One important difference between the present technique and the Padé method is that the radius of convergence of the power series is not important for our approximation. The approximations obtained by the present technique are valid for positive and negative values of x since the symmetries are preserved. Another significant point is that the usual problems with the so-called “defects” in the Padé method, which involve a zero in the denominator and another one near the numerator, never appear in the present method. Additionally, by simultaneously using the power series and asymptotic expansions, the relative and absolute errors for small and large values of the variable are minimal, and the largest errors occur at intermediate values of x.

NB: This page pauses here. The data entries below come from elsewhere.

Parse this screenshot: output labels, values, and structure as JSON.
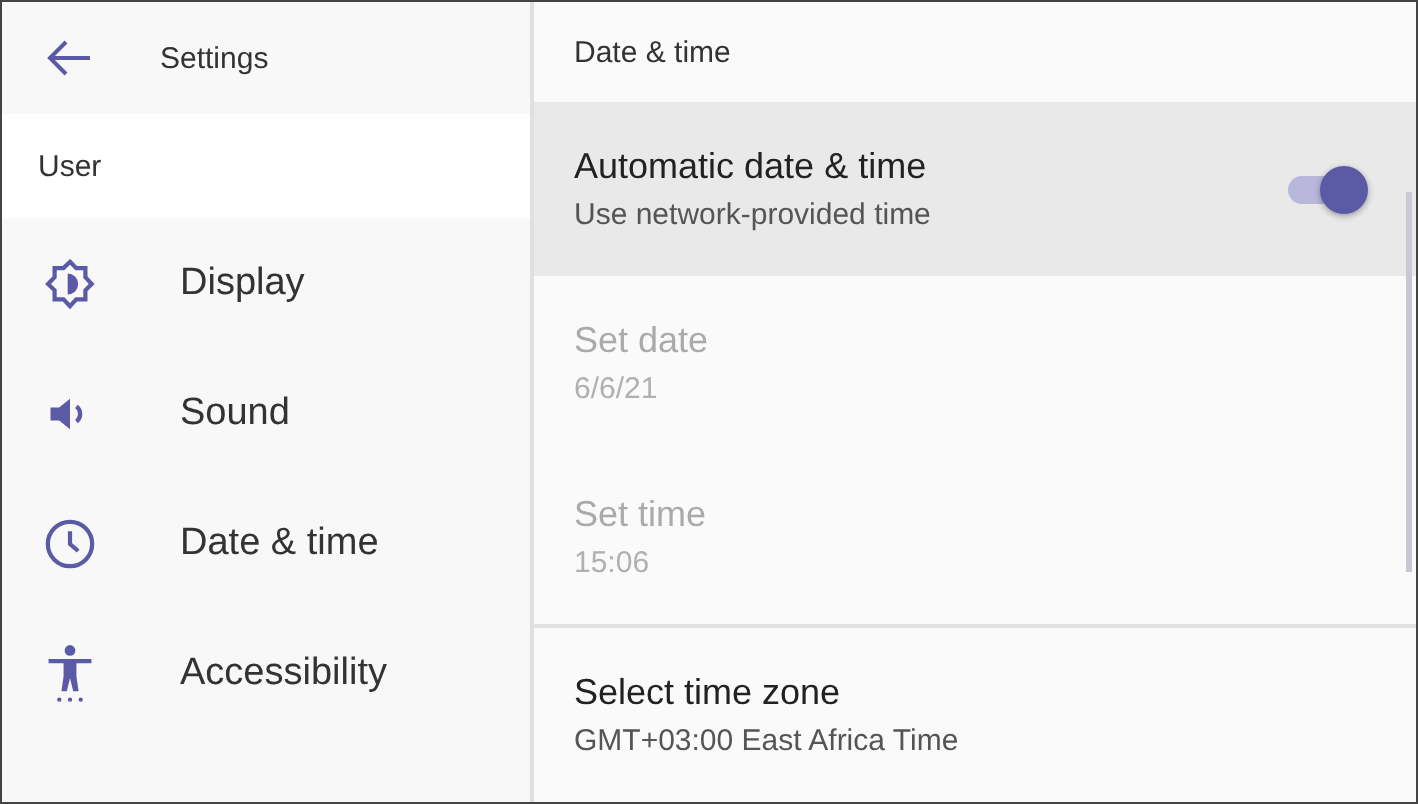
{
  "sidebar": {
    "title": "Settings",
    "section": "User",
    "items": [
      {
        "label": "Display",
        "selected": false
      },
      {
        "label": "Sound",
        "selected": false
      },
      {
        "label": "Date & time",
        "selected": false
      },
      {
        "label": "Accessibility",
        "selected": false
      }
    ]
  },
  "panel": {
    "title": "Date & time",
    "groups": [
      [
        {
          "title": "Automatic date & time",
          "subtitle": "Use network-provided time",
          "highlighted": true,
          "disabled": false,
          "switch": {
            "on": true
          }
        },
        {
          "title": "Set date",
          "subtitle": "6/6/21",
          "highlighted": false,
          "disabled": true
        },
        {
          "title": "Set time",
          "subtitle": "15:06",
          "highlighted": false,
          "disabled": true
        }
      ],
      [
        {
          "title": "Select time zone",
          "subtitle": "GMT+03:00 East Africa Time",
          "highlighted": false,
          "disabled": false
        }
      ]
    ]
  }
}
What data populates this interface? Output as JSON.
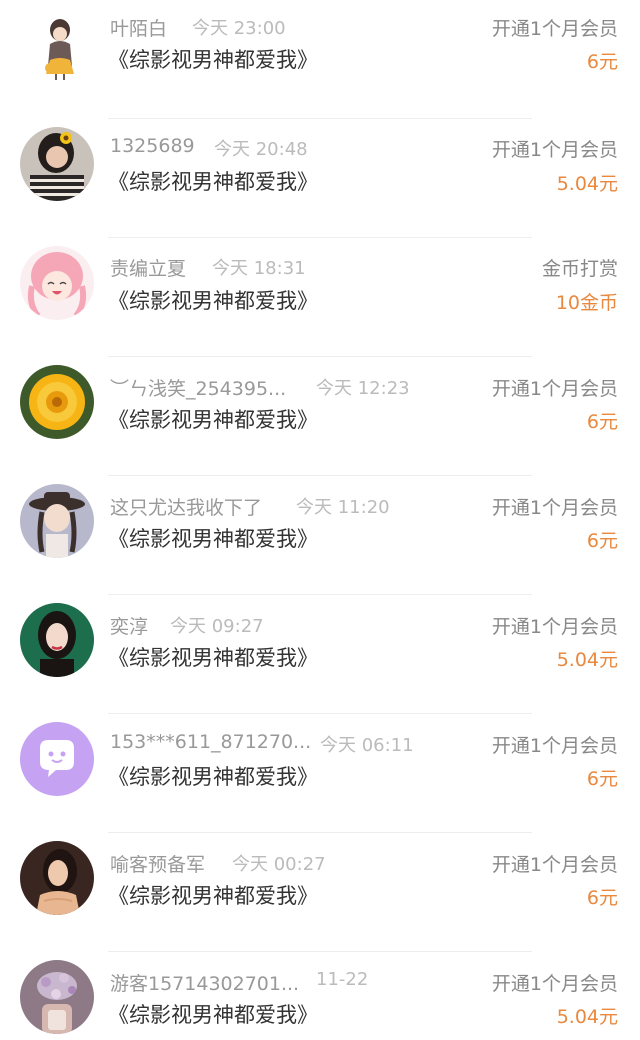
{
  "book_title": "《综影视男神都爱我》",
  "colors": {
    "accent": "#e9883f",
    "muted": "#999999",
    "text": "#333333"
  },
  "records": [
    {
      "name": "叶陌白",
      "time": "今天 23:00",
      "action": "开通1个月会员",
      "amount": "6元",
      "avatar": "girl-illustration-avatar"
    },
    {
      "name": "1325689",
      "time": "今天 20:48",
      "action": "开通1个月会员",
      "amount": "5.04元",
      "avatar": "girl-sunflower-avatar"
    },
    {
      "name": "责编立夏",
      "time": "今天 18:31",
      "action": "金币打赏",
      "amount": "10金币",
      "avatar": "anime-pink-hair-avatar"
    },
    {
      "name": "︶ㄣ浅笑_254395...",
      "time": "今天 12:23",
      "action": "开通1个月会员",
      "amount": "6元",
      "avatar": "yellow-flower-avatar"
    },
    {
      "name": "这只尤达我收下了",
      "time": "今天 11:20",
      "action": "开通1个月会员",
      "amount": "6元",
      "avatar": "girl-hat-avatar"
    },
    {
      "name": "奕淳",
      "time": "今天 09:27",
      "action": "开通1个月会员",
      "amount": "5.04元",
      "avatar": "woman-green-bg-avatar"
    },
    {
      "name": "153***611_871270...",
      "time": "今天 06:11",
      "action": "开通1个月会员",
      "amount": "6元",
      "avatar": "chat-bubble-default-avatar"
    },
    {
      "name": "喻客预备军",
      "time": "今天 00:27",
      "action": "开通1个月会员",
      "amount": "6元",
      "avatar": "woman-warm-tone-avatar"
    },
    {
      "name": "游客15714302701...",
      "time": "11-22",
      "action": "开通1个月会员",
      "amount": "5.04元",
      "avatar": "lavender-flowers-avatar"
    }
  ]
}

Finally, it is noteworthy that the results obtained are valid for positive and negative values of x, as $J_2\left(x\right)$ is an even function as indicated in the paragraph following Equation (4).

We now comment on the comparison between our results with other important approximations previously published, different from the power series and asymptotic expansions already considered. The most notable among these are the so-called polynomial expansions [11,12,13]. These approximations, particularly for $J_0\left(x\right)$, $J_1\left(x\right)$, $J_4\left(x\right)$, and other integer orders, although not specifically for $J_2\left(x\right)$, are derived similarly and yield similar results. These approximations are highly accurate for small values of x, typically for $0\le x\le 3$, with errors lower than $1.5\times {10}^{-6}$. However, they fail for larger values of x as demonstrated in Ref. [12]. In contrast, our approximation is valid for all values of x, with the largest error of $0.0098$ occurring at an intermediate value of about $3.3$. Our errors are minimal for small values of x and also for very large values of x (i.e., as $x\to \infty$), a characteristic of all approximations using the MPQA technique, which becomes exact for small and large values of the variables as they coincide with the power and asymptotic expansions. Typically, the MPQA method yields good approximations for all positive values of the variable [7]. Moreover, since symmetry is preserved, our approximation is valid for all real values of the variable.

4. Conclusions

A very precise approximation for the Bessel function $J_2\left(x\right)$ has been obtained, valid for all real values of the variable x. The method presented here is an improvement on the MPQA technique. In the present method, the structure of the denominator is simpler than in previous approximations for other Bessel functions of the integer order. To obtain the present approximation, both the power series and asymptotic expansion are simultaneously used as is usual in the MPQA method. However, we have improved the method by including an additional approach to derive some of the parameter equations using the zeros of the exact function. The maximum absolute error obtained here is $0.009$ at $x=3.3307$. However, the errors outside a small interval around this value are much smaller (see Figure 3a), and decreasing logarithmically with x as it is shown in the range from $x=10$ to $x=1000$ (see Figure 3c).

It is also noteworthy that the zeros of both $J_2\left(x\right)$ and ${\tilde{J}}_2\left(x\right)$ are very close, with the maximum relative error in the position of the zeros being $0.0004$ for the second zero. These errors also decrease quickly as it is presented from the second to eleventh zero. Approximations are not usually common in applications of Bessel functions; we believe this is because all previous approximations were for a limited range of the variable. We think that now, with the approximation being valid for all real values of the variable, there is a good possibility that the present approximation could be used in applications where Bessel functions appear in physics and engineering [14,15,16]; see, for instance, Equations (5), (6) and (A1) in Ref. [16], where our results can be considered to give an explicit and analytical expression for $J_2\left(x\right)$.